Tuck observó el montón rojo y blanco que había en el suelo y se percató de que era un Papá Noel muerto. Una persona normal se habría largado por patas, habría huido tratando de desmarcarse de una situación así, pero Tucker Case era un piloto entrenado para funcionar en situaciones a vida o muerte, entrenado para actuar bajo presión y, además, estaba solo y la mujer estaba muy, pero que muy buena.

—Así que un Papá Noel muerto —dijo Tuck—. ¿Vives por aquí?

—No pretendía matarlo. Me estaba apuntando con una pistola. No hice más que agacharme, y cuando miré arriba —apuntó al santo muerto— supongo que le di con la pala en el cuello. —Parecía que se estaba calmando un poco.

—Así que Papá Noel te estaba apuntando con una pistola —dijo Tuck, mientras asentía pensativamente.

La mujer señaló el arma que estaba tirada junto a la linterna.

—Ya veo —dijo Tuck—. Por cierto, me llamo Tucker Case. ¿Estás casada? —Extendió la mano para saludarla. Parecía que la mujer lo veía por primera vez.

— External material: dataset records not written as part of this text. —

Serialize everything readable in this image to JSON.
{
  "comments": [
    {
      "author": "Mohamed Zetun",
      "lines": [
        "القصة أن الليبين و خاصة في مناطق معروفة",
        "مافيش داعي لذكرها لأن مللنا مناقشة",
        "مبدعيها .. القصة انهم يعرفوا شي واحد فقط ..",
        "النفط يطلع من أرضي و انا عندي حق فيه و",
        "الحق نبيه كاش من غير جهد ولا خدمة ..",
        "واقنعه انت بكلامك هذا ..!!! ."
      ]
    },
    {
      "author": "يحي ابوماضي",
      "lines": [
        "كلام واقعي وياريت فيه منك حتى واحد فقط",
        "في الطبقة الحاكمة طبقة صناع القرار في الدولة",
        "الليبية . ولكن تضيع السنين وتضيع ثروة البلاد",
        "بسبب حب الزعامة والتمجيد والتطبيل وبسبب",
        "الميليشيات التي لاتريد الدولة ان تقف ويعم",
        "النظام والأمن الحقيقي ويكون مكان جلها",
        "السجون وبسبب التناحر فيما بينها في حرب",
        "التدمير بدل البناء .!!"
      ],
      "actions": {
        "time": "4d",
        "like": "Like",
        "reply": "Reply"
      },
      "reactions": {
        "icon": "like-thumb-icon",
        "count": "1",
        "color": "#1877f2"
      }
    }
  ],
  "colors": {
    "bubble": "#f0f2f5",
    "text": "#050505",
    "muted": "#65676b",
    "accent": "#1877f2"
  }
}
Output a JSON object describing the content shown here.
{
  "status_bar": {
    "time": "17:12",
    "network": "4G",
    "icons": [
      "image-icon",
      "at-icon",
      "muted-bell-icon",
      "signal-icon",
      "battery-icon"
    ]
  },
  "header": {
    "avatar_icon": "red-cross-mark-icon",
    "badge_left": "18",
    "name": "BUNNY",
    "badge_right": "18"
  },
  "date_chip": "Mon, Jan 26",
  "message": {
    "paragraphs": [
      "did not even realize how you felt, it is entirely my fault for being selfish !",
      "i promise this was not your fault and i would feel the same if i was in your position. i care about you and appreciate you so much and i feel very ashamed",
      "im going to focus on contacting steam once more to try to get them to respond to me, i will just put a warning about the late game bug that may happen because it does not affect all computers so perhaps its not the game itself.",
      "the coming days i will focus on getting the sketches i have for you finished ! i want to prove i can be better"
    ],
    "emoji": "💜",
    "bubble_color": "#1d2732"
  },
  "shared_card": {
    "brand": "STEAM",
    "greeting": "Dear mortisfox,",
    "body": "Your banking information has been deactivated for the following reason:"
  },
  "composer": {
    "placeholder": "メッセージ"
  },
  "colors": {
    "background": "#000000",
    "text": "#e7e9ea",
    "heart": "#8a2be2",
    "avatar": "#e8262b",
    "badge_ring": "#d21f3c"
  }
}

—Lena Márquez. No, estoy divorciada.

—Yo también —dijo Tuck—. Se hacen difíciles las vacaciones, ¿verdad? ¿Tienes hijos?

—No, señor…, eh, Case. Ese hombre era mi ex marido y está muerto.

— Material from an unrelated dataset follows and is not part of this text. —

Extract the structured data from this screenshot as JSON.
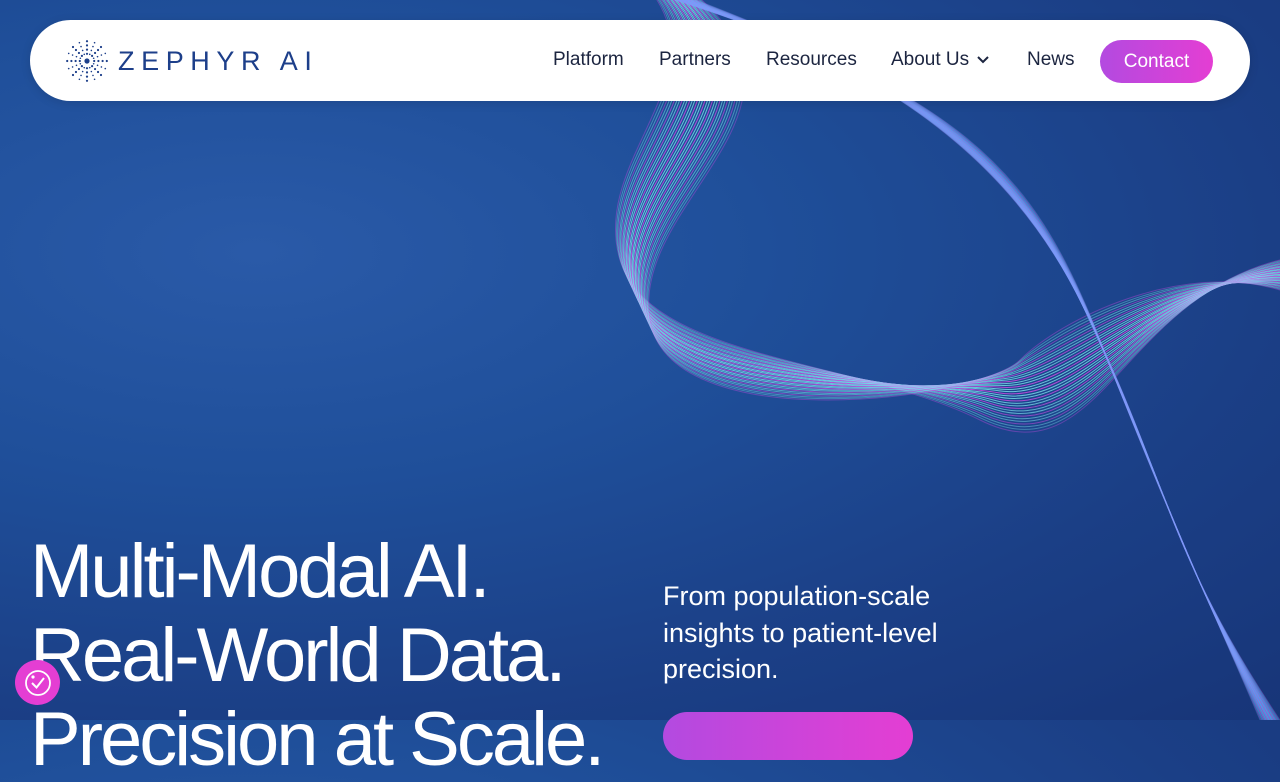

—Pues sí. Mi ex se ha quedado con la casa y el negocio, pero esto parece más barato —dijo Tuck.

—Nos peleamos ayer delante de una docena de personas. He tenido móvil, oportunidad y medios —dijo, apuntando a la pala—. Todo el mundo pensará que lo he matado yo.

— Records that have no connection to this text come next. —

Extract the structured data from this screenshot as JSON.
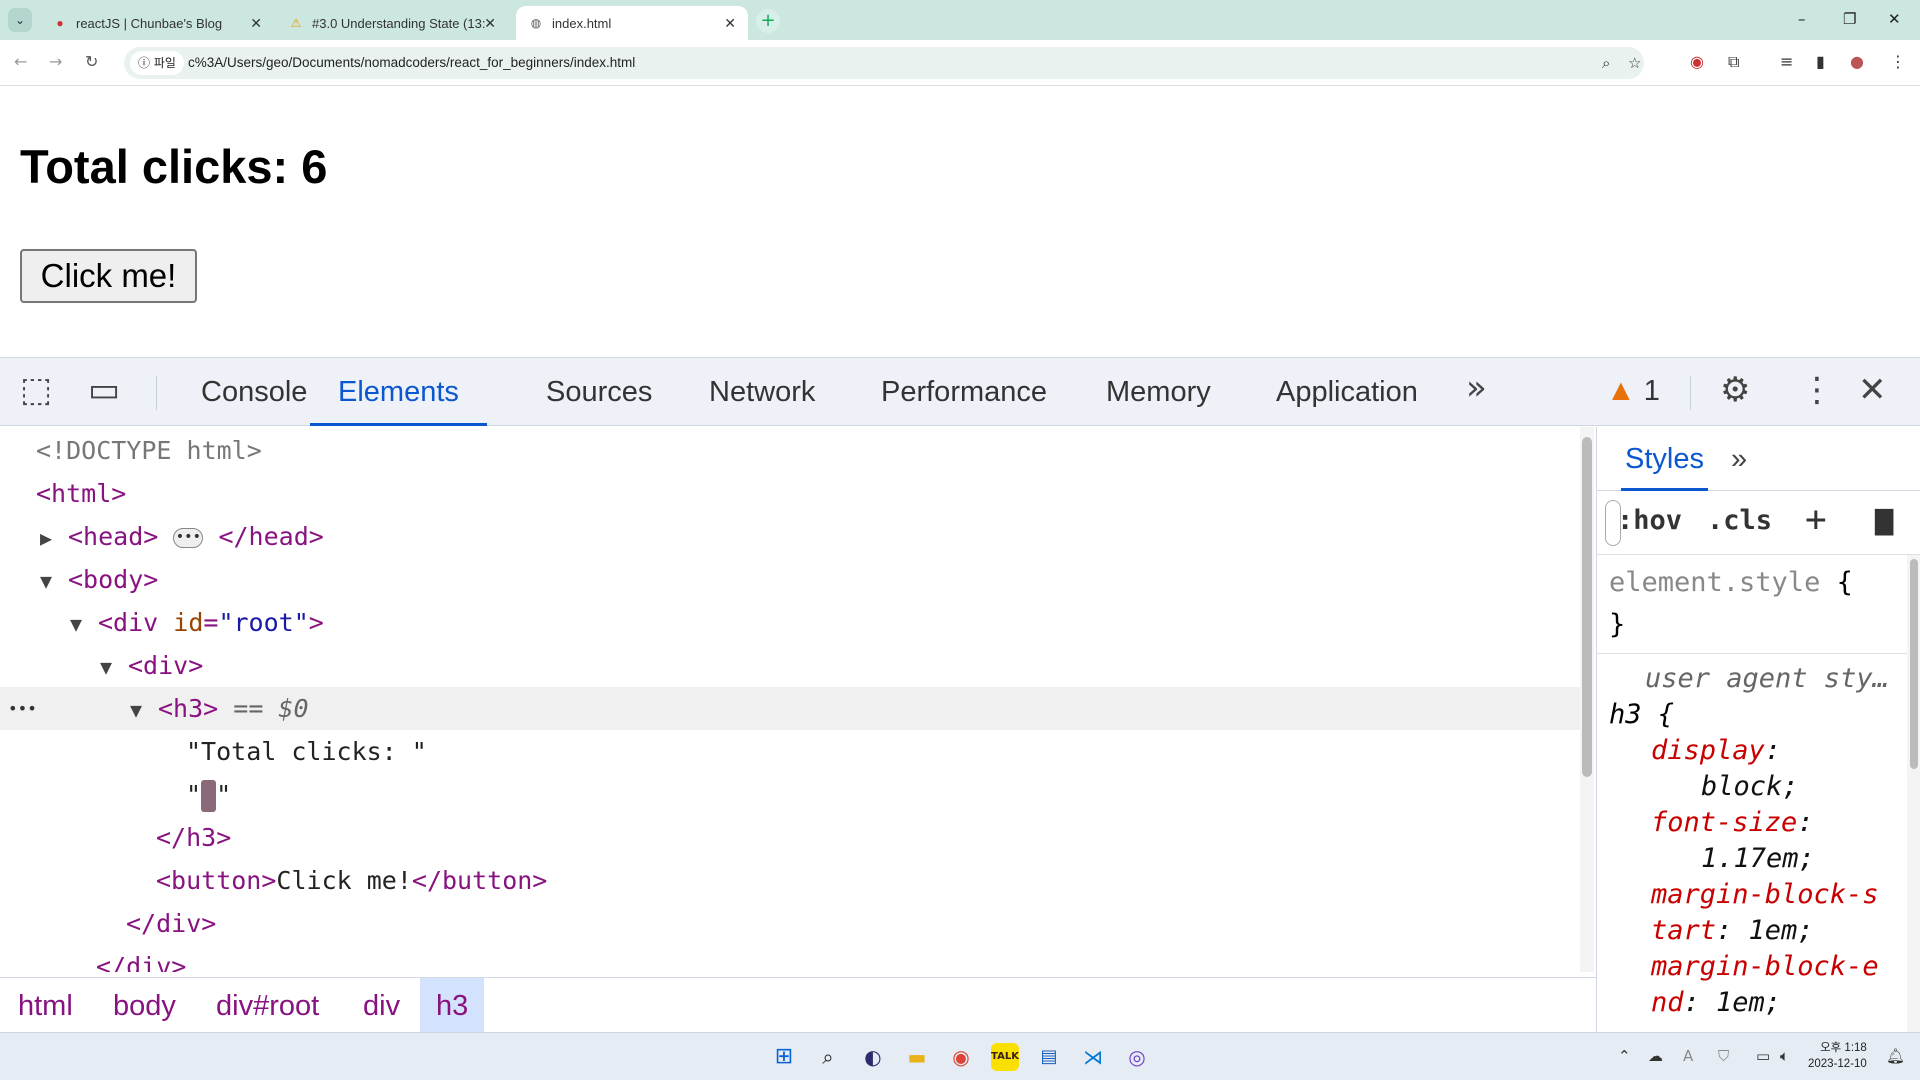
{
  "browser": {
    "tabs": [
      {
        "title": "reactJS | Chunbae's Blog",
        "icon": "blog-favicon-icon",
        "active": false
      },
      {
        "title": "#3.0 Understanding State (13:",
        "icon": "warning-favicon-icon",
        "active": false
      },
      {
        "title": "index.html",
        "icon": "globe-icon",
        "active": true
      }
    ],
    "site_chip": "파일",
    "url": "c%3A/Users/geo/Documents/nomadcoders/react_for_beginners/index.html"
  },
  "page": {
    "heading": "Total clicks: 6",
    "button_label": "Click me!"
  },
  "devtools": {
    "tabs": [
      "Console",
      "Elements",
      "Sources",
      "Network",
      "Performance",
      "Memory",
      "Application"
    ],
    "active_tab": "Elements",
    "warning_count": "1",
    "tree": {
      "doctype": "<!DOCTYPE html>",
      "html_open": "<html>",
      "head_open": "<head>",
      "head_ellipsis": "•••",
      "head_close": "</head>",
      "body_open": "<body>",
      "div_open_pre": "<div ",
      "div_attr_name": "id",
      "div_attr_eq": "=",
      "div_attr_val": "\"root\"",
      "div_close_bracket": ">",
      "inner_div_open": "<div>",
      "row_dots": "•••",
      "h3_open": "<h3>",
      "h3_marker": "== $0",
      "text_node_1": "\"Total clicks: \"",
      "text_node_2_open": "\"",
      "text_node_2_close": "\"",
      "h3_close": "</h3>",
      "button_open": "<button>",
      "button_text": "Click me!",
      "button_close": "</button>",
      "inner_div_close": "</div>",
      "outer_div_close": "</div>"
    },
    "breadcrumbs": [
      "html",
      "body",
      "div#root",
      "div",
      "h3"
    ],
    "styles": {
      "tab_label": "Styles",
      "hov": ":hov",
      "cls": ".cls",
      "element_style": "element.style",
      "open_brace": "{",
      "close_brace": "}",
      "ua_label": "user agent sty…",
      "selector": "h3",
      "properties": [
        {
          "name": "display",
          "value": "block;"
        },
        {
          "name": "font-size",
          "value": "1.17em;"
        },
        {
          "name": "margin-block-start",
          "value": "1em;"
        },
        {
          "name": "margin-block-end",
          "value": "1em;"
        }
      ]
    }
  },
  "taskbar": {
    "time": "오후 1:18",
    "date": "2023-12-10"
  }
}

—Por no mencionar que, de hecho, lo has matado.

—Los medios se aferrarán a eso. ¡Es mi pala la que sobresale de su cuello!

—Quizá deberías borrar tus huellas y esas cosas. No lleva encima ADN tuyo, ¿verdad?

Ella estiró la parte delantera de su camiseta y empezó a frotar el asa de la pala.

—¿ADN? ¿Como qué?

—Ya sabes, pelo, sangre, semen. ¿Nada de nada?

—No. —Frotó el asa con furia, con cuidado de no acercarse demasiado al extremo que estaba clavado en el muerto. Resultaba curioso: a Tuck esto le pareció sutilmente erótico.

—Creo que te has encargado de las huellas, pero me preocupa un poco que tu nombre esté escrito con rotulador en el mango. Eso podría ser un pequeño problema.

—La gente nunca devuelve las herramientas de jardín si no las marcas —dijo Lena, y empezó a llorar de nuevo—. ¡Oh, Dios mío, lo he matado!

Tuck se puso a su lado y la rodeó con un brazo.

—Eh, eh, eh, no está tan mal. Al menos no tienes críos a los que debas explicárselo.

—¿Qué voy a hacer? Mi vida está acabada.

—No hables así —dijo Tuck, tratando de parecer alegre—. Mira, aquí tienes una pala estupenda y ese hoyo está casi cavado del todo. ¿Qué te parece si metemos ahí al Papá Noel, limpiamos un poco el sitio y te llevo a cenar? —sonrió.

Ella lo miró.

—¿Quién eres tú?

—Solo un tipo simpático que trata de echarte una mano.

—¿Y quieres invitarme a cenar? —Parecía al borde de una conmoción.

—No ahora mismo. Cuando tengamos la situación bajo control.

—Acabo de matar a un hombre —insistió ella.

—Ya, pero no lo has hecho aposta, ¿verdad?

—El hombre al que antes amaba está muerto.

—Es una lástima —dijo Tuck—. ¿Te gusta la comida italiana?

Lena se apartó de él, lo miró de arriba abajo y se detuvo en el hombro derecho de su chaqueta, donde el cuero marrón había sido rasgado tantas veces que más bien parecía ante.

—¿Qué le ha pasado a tu chaqueta?

—A mi murciélago de la fruta le gusta encaramarse encima de mí.

—¿Tu murciélago de la fruta?

—Mira, no se puede pasar por la vida sin acumular algo de bagaje, ¿no? —Tuck apuntó con la cabeza al muerto para respaldar sus palabras—. Te lo explicaré mientras cenamos.

Lena asintió lentamente.

—Tendremos que esconder la furgoneta —dijo.

—Por supuesto.

—Vale —dijo Lena—. ¿Te importaría arrancarle la pala? Ay…, no me puedo creer que esto esté pasando.

—Ya la tengo —dijo Tuck, mientras saltaba al hoyo y desencajaba el filo del cuello del bueno de San Nicolás—. Considéralo un regalo de Navidad prematuro.

Tuck se quitó la chaqueta y empezó a cavar en el duro terreno. Se sentía ligero, un poco mareado, emocionado ante la idea de no volver a pasar las Navidades solo con su murciélago.